Work It Podcast: For flexi-work to succeed, leaders need to walk the talk
Companies need to provide managers with clear guidelines on how to assess flexible work arrangement requests to remove any bias, say our guest.
Employers now have to consider staff requests around flexible work arrangements. But what are reasonable requests and can managers avoid bias in decision making?
Mukul Anand, head of HR in HSBC Singapore, talks about how companies can better serve their staff’s needs.
Jump to these key moments:
- 3:46 Flexi-work becoming mainstream
- 8:06 Reasonable vs unreasonable requests
- 12:19 Leaders as role models for flexi-work
- 16:24 Job sharing
- 23:46 AMA: Am I victim of workplace bullying?
Here's an excerpt from the conversation:
Tiffany Ang:
I want to talk a bit about this flexible working communications toolkit. I mean, that term jumped out to me. What exactly is in this toolkit and how do you get everyone to be on board with it?
Mukul Anand:
I think the key there is that when people came back to work after COVID, we never underestimated the challenge which managers may have had to decide where they should allow what because we were trying to find the right balance, what works for our employees, but also what works for our customers and other colleagues.

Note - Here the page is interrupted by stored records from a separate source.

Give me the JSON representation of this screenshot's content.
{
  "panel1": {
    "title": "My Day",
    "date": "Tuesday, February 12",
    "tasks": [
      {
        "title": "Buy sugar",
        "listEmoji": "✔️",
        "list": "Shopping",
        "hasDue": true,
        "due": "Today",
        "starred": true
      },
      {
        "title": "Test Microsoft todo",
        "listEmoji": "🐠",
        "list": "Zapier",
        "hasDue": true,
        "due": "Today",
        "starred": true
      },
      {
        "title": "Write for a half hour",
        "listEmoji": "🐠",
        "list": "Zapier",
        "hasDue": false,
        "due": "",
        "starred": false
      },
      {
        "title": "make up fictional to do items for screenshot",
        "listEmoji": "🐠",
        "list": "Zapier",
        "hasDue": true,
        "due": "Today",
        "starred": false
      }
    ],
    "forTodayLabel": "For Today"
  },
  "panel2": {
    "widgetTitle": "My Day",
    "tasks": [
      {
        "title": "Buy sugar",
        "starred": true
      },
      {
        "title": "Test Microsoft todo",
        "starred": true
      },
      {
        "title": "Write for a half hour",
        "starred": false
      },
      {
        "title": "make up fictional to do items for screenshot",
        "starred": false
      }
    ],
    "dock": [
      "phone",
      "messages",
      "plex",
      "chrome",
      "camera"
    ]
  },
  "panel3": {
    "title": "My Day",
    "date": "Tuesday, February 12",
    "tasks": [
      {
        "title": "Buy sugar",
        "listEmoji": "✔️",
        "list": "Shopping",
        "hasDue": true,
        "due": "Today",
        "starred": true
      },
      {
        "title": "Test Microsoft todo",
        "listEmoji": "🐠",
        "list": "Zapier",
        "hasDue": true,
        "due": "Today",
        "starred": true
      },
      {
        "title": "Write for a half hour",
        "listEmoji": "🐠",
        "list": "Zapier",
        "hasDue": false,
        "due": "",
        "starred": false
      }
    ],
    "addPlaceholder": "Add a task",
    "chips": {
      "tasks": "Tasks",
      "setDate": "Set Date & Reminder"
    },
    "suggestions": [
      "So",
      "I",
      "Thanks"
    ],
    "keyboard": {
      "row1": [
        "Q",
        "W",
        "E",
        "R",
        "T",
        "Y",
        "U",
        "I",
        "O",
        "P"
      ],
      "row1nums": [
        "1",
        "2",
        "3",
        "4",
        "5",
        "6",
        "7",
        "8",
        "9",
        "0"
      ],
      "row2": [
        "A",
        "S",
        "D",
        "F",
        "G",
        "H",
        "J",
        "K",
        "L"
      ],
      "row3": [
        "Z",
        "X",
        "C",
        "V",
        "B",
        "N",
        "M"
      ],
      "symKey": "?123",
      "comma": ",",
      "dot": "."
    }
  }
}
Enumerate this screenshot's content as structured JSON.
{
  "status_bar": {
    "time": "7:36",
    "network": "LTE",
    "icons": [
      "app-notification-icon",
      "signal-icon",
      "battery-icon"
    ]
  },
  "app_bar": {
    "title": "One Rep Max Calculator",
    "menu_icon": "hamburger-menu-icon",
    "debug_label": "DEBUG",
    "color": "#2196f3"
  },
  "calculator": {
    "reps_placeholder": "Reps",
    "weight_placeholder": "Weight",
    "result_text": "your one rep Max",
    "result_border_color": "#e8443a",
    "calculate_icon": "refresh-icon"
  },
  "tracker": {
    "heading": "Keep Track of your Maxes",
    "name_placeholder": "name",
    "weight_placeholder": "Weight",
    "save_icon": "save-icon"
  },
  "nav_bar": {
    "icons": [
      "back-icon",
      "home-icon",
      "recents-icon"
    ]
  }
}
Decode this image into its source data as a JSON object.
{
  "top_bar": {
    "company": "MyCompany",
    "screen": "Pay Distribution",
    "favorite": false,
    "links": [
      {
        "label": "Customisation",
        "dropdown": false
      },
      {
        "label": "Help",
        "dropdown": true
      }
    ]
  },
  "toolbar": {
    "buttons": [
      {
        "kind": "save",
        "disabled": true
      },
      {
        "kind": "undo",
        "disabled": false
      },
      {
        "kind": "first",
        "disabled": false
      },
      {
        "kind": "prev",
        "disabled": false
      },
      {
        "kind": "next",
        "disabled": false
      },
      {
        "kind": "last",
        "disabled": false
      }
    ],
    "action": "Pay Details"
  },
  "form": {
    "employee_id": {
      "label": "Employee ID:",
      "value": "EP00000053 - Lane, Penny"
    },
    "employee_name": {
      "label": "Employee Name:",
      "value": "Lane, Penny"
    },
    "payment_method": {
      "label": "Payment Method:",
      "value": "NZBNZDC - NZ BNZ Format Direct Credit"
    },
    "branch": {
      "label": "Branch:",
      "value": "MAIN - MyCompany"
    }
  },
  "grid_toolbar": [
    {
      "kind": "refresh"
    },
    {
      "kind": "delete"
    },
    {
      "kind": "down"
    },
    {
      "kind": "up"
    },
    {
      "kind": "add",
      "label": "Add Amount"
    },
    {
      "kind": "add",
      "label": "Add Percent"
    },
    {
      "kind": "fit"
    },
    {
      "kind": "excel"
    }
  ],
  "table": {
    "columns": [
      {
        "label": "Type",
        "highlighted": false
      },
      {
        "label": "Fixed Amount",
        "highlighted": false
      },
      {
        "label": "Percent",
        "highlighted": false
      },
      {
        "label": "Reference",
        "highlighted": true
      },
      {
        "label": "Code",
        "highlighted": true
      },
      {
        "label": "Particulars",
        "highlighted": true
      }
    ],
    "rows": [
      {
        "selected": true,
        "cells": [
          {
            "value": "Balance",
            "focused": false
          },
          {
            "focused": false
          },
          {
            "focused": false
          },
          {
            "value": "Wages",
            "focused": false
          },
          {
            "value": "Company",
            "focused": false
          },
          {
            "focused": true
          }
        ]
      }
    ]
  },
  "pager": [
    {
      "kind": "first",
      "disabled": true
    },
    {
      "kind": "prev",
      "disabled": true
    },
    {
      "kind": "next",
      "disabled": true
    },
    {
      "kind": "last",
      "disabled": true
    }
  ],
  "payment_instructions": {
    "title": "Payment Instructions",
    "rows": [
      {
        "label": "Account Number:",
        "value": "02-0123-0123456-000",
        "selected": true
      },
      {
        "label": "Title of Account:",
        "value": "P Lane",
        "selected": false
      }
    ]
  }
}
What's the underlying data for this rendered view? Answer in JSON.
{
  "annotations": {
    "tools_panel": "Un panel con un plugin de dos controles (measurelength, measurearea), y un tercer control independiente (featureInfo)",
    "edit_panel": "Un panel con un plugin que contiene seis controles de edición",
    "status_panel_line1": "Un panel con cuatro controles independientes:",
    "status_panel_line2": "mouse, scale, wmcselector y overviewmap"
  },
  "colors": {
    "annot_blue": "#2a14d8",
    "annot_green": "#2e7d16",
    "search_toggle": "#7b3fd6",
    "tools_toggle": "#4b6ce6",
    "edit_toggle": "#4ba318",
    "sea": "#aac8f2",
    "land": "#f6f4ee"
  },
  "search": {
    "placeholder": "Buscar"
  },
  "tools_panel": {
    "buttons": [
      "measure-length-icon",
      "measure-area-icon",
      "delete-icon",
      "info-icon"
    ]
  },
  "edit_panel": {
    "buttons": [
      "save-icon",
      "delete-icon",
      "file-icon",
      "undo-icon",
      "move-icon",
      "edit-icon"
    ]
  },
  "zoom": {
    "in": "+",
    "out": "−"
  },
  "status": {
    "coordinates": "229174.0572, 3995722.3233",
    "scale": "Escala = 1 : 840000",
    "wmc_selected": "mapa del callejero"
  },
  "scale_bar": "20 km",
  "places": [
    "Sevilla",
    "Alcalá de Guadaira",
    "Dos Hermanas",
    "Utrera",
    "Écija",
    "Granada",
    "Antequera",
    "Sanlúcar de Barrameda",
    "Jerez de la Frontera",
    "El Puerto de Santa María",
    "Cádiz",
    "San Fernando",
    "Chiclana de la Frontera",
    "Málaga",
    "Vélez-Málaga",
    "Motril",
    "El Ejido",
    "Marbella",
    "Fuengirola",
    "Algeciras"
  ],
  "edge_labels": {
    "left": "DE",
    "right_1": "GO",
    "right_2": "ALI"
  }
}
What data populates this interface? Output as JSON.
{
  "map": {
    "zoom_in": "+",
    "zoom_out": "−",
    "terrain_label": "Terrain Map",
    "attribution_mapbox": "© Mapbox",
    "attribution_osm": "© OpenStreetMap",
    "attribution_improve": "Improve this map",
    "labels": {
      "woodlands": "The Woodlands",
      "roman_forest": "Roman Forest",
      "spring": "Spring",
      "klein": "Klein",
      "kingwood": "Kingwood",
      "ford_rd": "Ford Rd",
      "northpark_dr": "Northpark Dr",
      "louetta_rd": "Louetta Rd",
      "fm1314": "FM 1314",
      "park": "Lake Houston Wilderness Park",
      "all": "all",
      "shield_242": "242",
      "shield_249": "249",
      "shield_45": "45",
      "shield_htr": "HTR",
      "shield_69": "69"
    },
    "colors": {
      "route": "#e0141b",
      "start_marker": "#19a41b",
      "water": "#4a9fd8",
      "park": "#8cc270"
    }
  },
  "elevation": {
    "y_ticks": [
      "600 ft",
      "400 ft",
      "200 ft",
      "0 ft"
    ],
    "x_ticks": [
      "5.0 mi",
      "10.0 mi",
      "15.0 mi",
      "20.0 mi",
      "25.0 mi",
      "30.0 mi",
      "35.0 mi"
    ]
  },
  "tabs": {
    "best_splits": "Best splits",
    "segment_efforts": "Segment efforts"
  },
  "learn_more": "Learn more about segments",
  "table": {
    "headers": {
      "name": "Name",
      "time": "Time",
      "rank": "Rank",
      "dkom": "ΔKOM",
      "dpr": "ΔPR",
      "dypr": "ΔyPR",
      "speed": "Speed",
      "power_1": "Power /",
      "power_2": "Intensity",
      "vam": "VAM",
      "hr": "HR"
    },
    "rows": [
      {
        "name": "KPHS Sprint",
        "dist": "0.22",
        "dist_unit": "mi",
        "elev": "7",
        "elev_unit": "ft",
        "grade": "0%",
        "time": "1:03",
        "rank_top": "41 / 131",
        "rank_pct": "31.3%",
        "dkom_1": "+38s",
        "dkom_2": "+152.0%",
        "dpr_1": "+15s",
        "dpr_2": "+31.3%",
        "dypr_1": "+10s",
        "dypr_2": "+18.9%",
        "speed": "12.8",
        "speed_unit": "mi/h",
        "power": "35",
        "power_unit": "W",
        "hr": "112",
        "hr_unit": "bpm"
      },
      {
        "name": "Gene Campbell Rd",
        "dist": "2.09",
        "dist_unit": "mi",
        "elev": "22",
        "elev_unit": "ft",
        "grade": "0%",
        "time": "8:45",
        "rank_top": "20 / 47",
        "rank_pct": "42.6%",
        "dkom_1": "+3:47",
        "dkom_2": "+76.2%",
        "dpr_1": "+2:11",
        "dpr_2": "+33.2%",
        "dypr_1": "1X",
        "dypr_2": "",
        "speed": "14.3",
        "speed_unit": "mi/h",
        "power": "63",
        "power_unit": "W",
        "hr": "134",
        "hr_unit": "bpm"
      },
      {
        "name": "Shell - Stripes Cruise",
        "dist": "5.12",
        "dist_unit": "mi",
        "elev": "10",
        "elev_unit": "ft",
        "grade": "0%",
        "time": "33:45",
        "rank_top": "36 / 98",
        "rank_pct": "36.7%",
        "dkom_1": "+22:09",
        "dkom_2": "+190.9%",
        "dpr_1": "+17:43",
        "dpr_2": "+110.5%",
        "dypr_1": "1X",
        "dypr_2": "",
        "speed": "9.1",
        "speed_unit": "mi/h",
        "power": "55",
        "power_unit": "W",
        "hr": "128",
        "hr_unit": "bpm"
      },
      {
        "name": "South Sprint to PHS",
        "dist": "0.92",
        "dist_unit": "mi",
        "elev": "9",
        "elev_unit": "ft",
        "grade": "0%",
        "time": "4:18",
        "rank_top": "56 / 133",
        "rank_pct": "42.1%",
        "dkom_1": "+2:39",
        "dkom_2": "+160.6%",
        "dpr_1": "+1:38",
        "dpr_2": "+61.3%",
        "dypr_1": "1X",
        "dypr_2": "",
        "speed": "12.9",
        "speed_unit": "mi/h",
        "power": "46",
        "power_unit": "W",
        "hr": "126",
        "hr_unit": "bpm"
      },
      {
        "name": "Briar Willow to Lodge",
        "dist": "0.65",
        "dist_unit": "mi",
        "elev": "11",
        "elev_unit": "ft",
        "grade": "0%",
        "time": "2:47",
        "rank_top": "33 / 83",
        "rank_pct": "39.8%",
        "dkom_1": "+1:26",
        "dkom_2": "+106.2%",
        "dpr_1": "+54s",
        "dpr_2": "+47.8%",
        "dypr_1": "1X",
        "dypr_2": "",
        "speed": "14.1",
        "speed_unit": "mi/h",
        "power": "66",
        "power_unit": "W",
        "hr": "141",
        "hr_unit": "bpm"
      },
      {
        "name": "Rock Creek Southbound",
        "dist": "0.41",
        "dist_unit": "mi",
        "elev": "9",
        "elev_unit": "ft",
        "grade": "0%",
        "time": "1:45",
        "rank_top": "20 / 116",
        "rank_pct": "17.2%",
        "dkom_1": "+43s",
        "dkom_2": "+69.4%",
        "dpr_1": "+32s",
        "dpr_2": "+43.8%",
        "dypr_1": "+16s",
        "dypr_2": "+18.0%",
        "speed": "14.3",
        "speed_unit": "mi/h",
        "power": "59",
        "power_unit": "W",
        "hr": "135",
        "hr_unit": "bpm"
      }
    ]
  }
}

So when I decide about hybrid what works for me, that cannot be the only way I look at hybrid what works for me, I also have to keep in mind what works for people around me. And what works for my customers, because the customer behavior, also during COVID, everyone was interacting over zoom calls, but then maybe the customers want to meet the bankers face to face.
So that is where we have given tools to managers, where they use that to determine what is the right balance to achieve in certain roles, and it also gives them confidence that they will not be alleged that you are biased, or you are doing something else for someone else and something else for me. So it's important for them to have some consistent kind of guidelines.
Tiffany:
I mean, that's the tricky thing, right? What is a reasonable or unreasonable request?
Mukul:
So I talked about outcome focus. That's really important, that if you're able to get the right outcome for the client and for the bank, then we can be very flexible in terms of the arrangement or how you want to approach certain things.
What we need to be aware that in multinational organisations like HSBC, we have a lot of international clients, so the interaction with clients, anyway happens through various channels. Sometimes you fly down to meet the clients. Sometimes you do it over Zoom or telephone or email etc. So I think that is something which has always existed in a multinational organisation.
But we do encourage our employees to also think about their colleagues. And we try to categorise certain roles. There are certain roles wherein flexible working is not achievable to the same extent as most of the other roles, right? You look at trading jobs. You look at jobs which are in branches, which are dependent on physical interaction.
So in those kind of roles, I think the requirement is different, but employees do have a choice that if they want to adopt a certain kind of work pattern and only that works for them, then they look at roles which actually support that kind of work pattern.